How the integrating factor of (ydx-xdy)=0 is (-1/(x^2+y^2))

[math_worm]

Can anyone help in finding the integrating factor of (ydx-xdy)=0

According Schaum's outline of differential equations 3rd edition

it's integrating factor are (-1/x^2), (-1/(x^2+y^2)).

plz help me.

May God bless those who will help me.

[K!!]

Why do you need an integrating factor? Your equation is separable.

[Country Boy]

K!! is right, that equation is separable and integrates to give y= Cx. But that doesn't mean you can't look for an integrating factor!

 

There is no general method of finding integrating factors. One thing you can do is assume some particular "type" of function and just try that.

 

For example, if I look for an integrating factor that is a function of x only, say v(x), multiplying by v(x) we have v(x)ydx- v(x)xdy. In order that this be "exact", we must have (v(x)y)_y= (-v(x)x)_x. On the left, we have (v(x)y)_y= v(x), on the right, (-v(x)x)_x= -v'x- v. Setting those equal, v= -xv'- v or xv'= -2v. That is, again, a separable equation: dv/v= -2dx/x which integrates to ln(v)= 2ln(x)= ln(x^(-2)) so v= x^(-2)= 1/x^2.

 

How did I know to look for an integrating factor that was a function of x only? Lucky guess. (Helped by the fact that you had already told me that 1/x^2 was an integrating factor!)

 

From looking at ydx- xdy, you might just as well guess a function of y only: v(y). Then we would have v(y)ydx- v(y)xdy and would have to have yv'+ v= -v so that yv'= -2v. Yes, v(y)= 1/y^2 is also a perfectly good integrating factor.

 

The form of -1/(x^2+ y^2) makes me suspect that they changed to polar coordinates and found the integrating factor from that.

 

If x= r cos(t), y= r sin(t), then dx= cos(t)dr- r sin(t)dt and dy= sin(t)dr+ r cos(t)dt.

 

ydx= (r sin(t))(cos(t)dr)- (r sin(t))(r sin(t)dt)

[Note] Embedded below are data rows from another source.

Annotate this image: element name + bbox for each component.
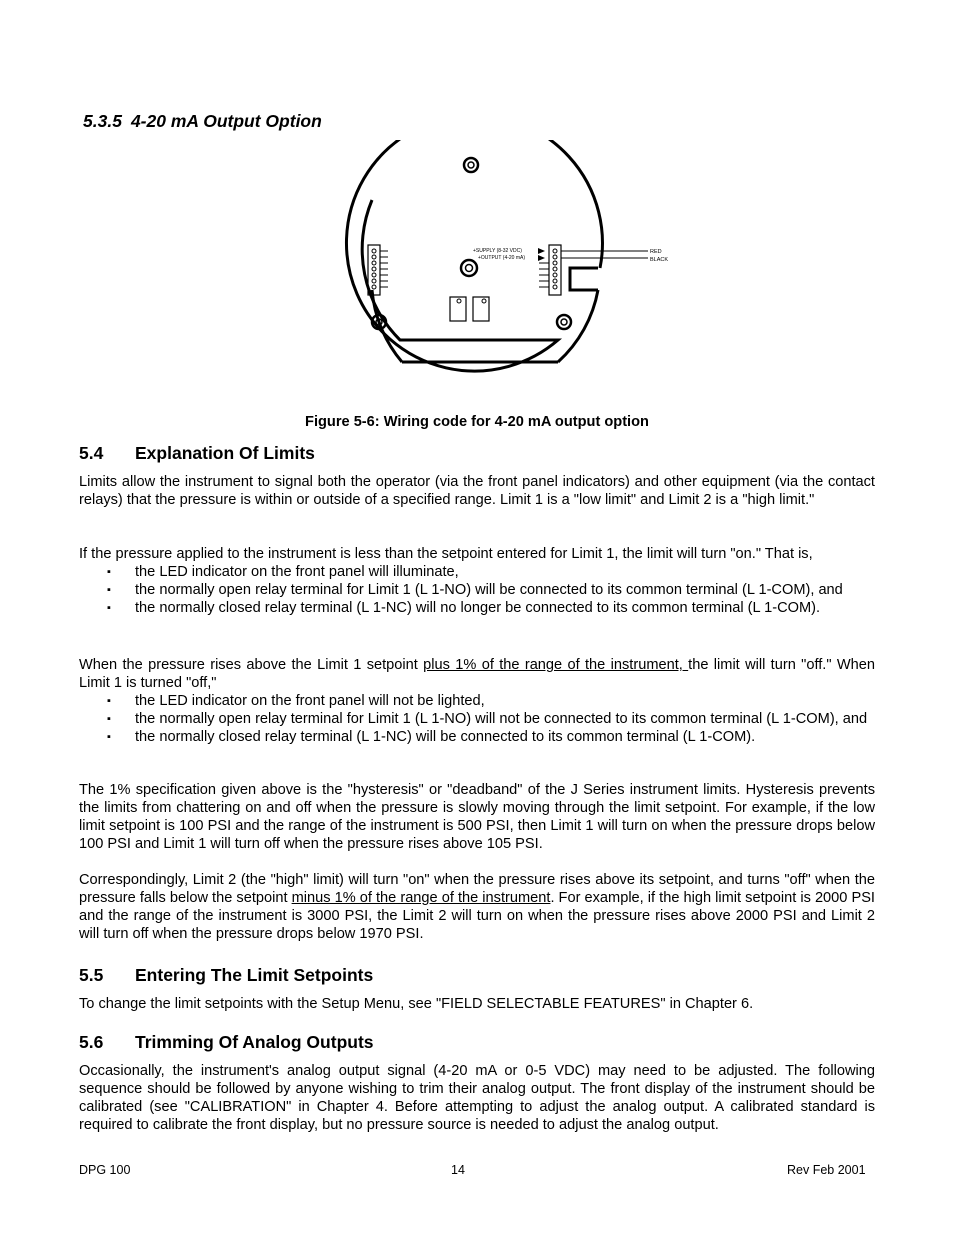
component-left xyxy=(450,297,466,321)
mounting-hole-top xyxy=(464,158,478,172)
list-item: ▪ the normally closed relay terminal (L 1-NC) will no longer be connected to its common terminal (L 1-COM). xyxy=(79,599,875,617)
section-55-title: Entering The Limit Setpoints xyxy=(135,965,374,985)
section-55-number: 5.5 xyxy=(79,965,104,985)
section-54-heading xyxy=(79,443,315,464)
limit-on-paragraph: If the pressure applied to the instrument is less than the setpoint entered for Limit 1, the limit will turn "on." That is, xyxy=(79,546,813,562)
footer-page-number: 14 xyxy=(451,1163,465,1177)
supply-label: +SUPPLY (8-32 VDC) xyxy=(473,248,522,254)
limit2-text-a: Correspondingly, Limit 2 (the "high" limit) will turn "on" when the pressure rises above its setpoint, and turns "off" when the pressure falls below the setpoint xyxy=(79,872,875,906)
limit2-underlined: minus 1% of the range of the instrument xyxy=(291,890,551,906)
mounting-hole-right xyxy=(557,315,571,329)
limit2-text-b: . For example, if the high limit setpoint is 2000 PSI and the range of the instrument is 3000 PSI, the Limit 2 will turn on when the pressure rises above 2000 PSI and Limit 2 will turn off when the pressure drops below 1970 PSI. xyxy=(79,890,875,942)
limit-off-underlined: plus 1% of the range of the instrument, xyxy=(423,657,689,673)
section-56-heading xyxy=(79,1032,374,1053)
limit-off-text-a: When the pressure rises above the Limit 1 setpoint xyxy=(79,657,424,673)
footer-revision: Rev Feb 2001 xyxy=(787,1163,866,1177)
list-item: ▪ the normally open relay terminal for Limit 1 (L 1-NO) will be connected to its common terminal (L 1-COM), and xyxy=(79,581,875,599)
list-item: ▪ the LED indicator on the front panel will not be lighted, xyxy=(79,692,875,710)
list-item: ▪ the LED indicator on the front panel will illuminate, xyxy=(79,563,875,581)
section-56-number: 5.6 xyxy=(79,1032,104,1052)
component-right xyxy=(473,297,489,321)
section-535-number: 5.3.5 xyxy=(83,111,122,131)
setpoints-paragraph: To change the limit setpoints with the Setup Menu, see "FIELD SELECTABLE FEATURES" in Chapter 6. xyxy=(79,996,754,1012)
list-item: ▪ the normally open relay terminal for Limit 1 (L 1-NO) will not be connected to its common terminal (L 1-COM), and xyxy=(79,710,875,728)
section-54-number: 5.4 xyxy=(79,443,104,463)
left-terminal-block xyxy=(368,245,388,295)
hysteresis-paragraph: The 1% specification given above is the "hysteresis" or "deadband" of the J Series instrument limits. Hysteresis prevents the limits from chattering on and off when the pressure is slowly moving through the limit setpoint. For example, if the low limit setpoint is 100 PSI and the range of the instrument is 500 PSI, then Limit 1 will turn on when the pressure drops below 100 PSI and Limit 1 will turn off when the pressure rises above 105 PSI. xyxy=(79,782,875,852)
section-535-title: 4-20 mA Output Option xyxy=(130,111,322,131)
limit-off-paragraph xyxy=(79,656,875,692)
limit-on-list xyxy=(79,563,875,617)
limit-off-list xyxy=(79,692,875,746)
section-54-title: Explanation Of Limits xyxy=(135,443,315,463)
black-label: BLACK xyxy=(650,257,669,263)
right-terminal-block xyxy=(538,245,561,295)
limits-intro-paragraph: Limits allow the instrument to signal both the operator (via the front panel indicators) and other equipment (via the contact relays) that the pressure is within or outside of a specified range. Limit 1 is a "low limit" and Limit 2 is a "high limit." xyxy=(79,474,875,508)
limit2-paragraph xyxy=(79,871,875,943)
limit-off-text-b: the limit will turn "off." When Limit 1 is turned "off," xyxy=(79,657,876,691)
footer-doc-id: DPG 100 xyxy=(79,1163,131,1177)
section-535-heading xyxy=(83,111,322,132)
trimming-paragraph: Occasionally, the instrument's analog output signal (4-20 mA or 0-5 VDC) may need to be adjusted. The following sequence should be followed by anyone wishing to trim their analog output. The front display of the instrument should be calibrated (see "CALIBRATION" in Chapter 4. Before attempting to adjust the analog output. A calibrated standard is required to calibrate the front display, but no pressure source is needed to adjust the analog output. xyxy=(79,1063,875,1133)
section-55-heading xyxy=(79,965,373,986)
red-label: RED xyxy=(650,249,662,255)
section-56-title: Trimming Of Analog Outputs xyxy=(135,1032,374,1052)
wiring-figure xyxy=(330,140,690,375)
figure-caption: Figure 5-6: Wiring code for 4-20 mA output option xyxy=(305,414,649,430)
output-label: +OUTPUT (4-20 mA) xyxy=(478,255,525,261)
center-screw xyxy=(461,260,477,276)
list-item: ▪ the normally closed relay terminal (L 1-NC) will be connected to its common terminal (L 1-COM). xyxy=(79,728,875,746)
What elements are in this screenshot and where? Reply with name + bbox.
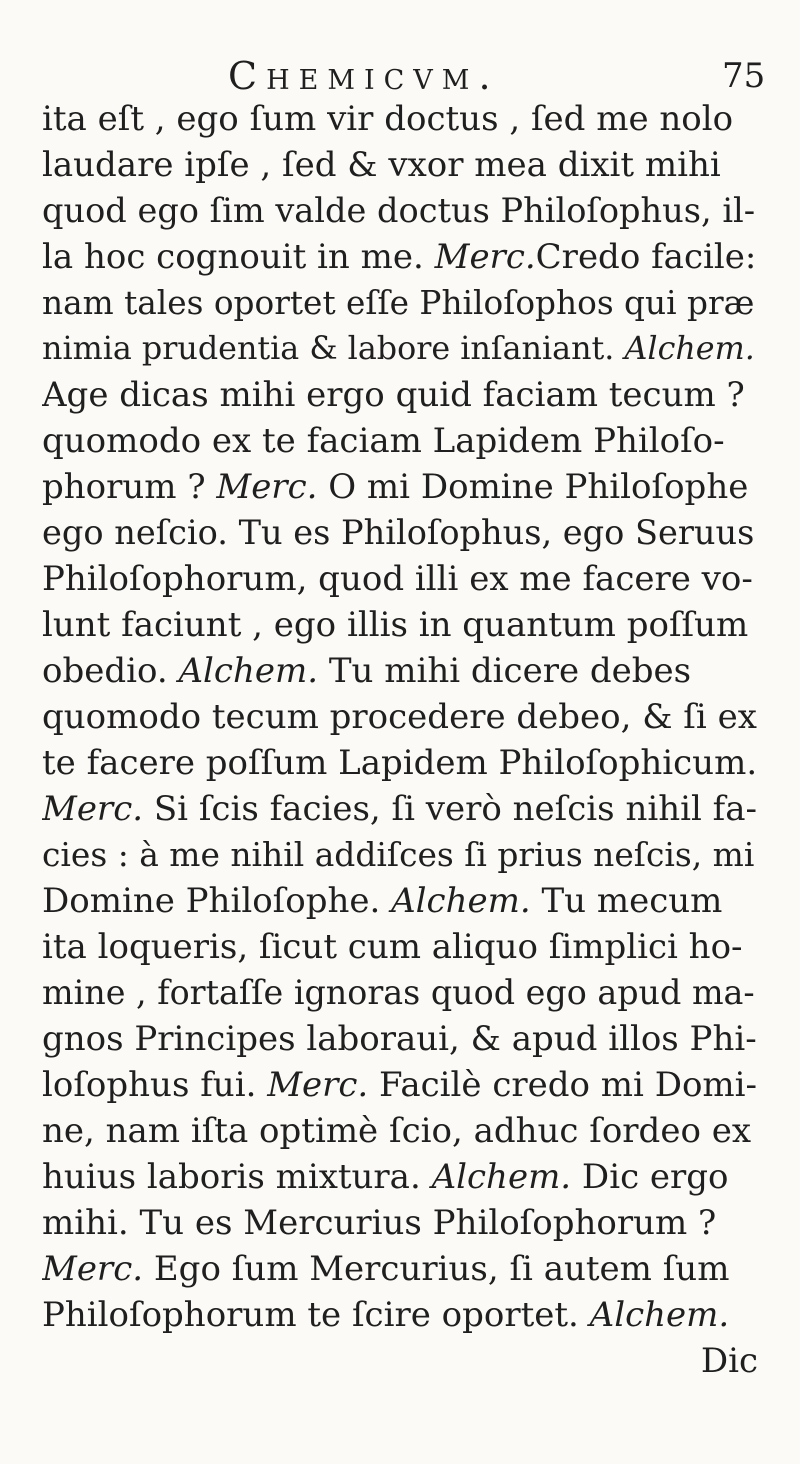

= r sin(t)cos(t)dr- r^2 sin^2(t)dt

- xdy= -(r cos(t))(sin9t)dr)- (r cos(t))(r cos(t)dt)

= -r sin(t)cos(t)dr- r^2 cos^2(t)dt

 

so ydx- xdy= -r^2 dt. Since the coefficient of dr is 0, the derivative of that multiplied by anything, with respect to t, will be 0. In order to have this exact, we must also have the derivative of the coefficient of dt be 0 which is true, of course, if that coefficient is a constant: multiplying by 1/r^2 give -1 dt. An integrating factor is 1/r^2= 1/(x^2+ y^2). (The "-1" in the numerator of what you give is irrelevant).

 

Notice that there are many possible integrating factors- and no general method for finding them.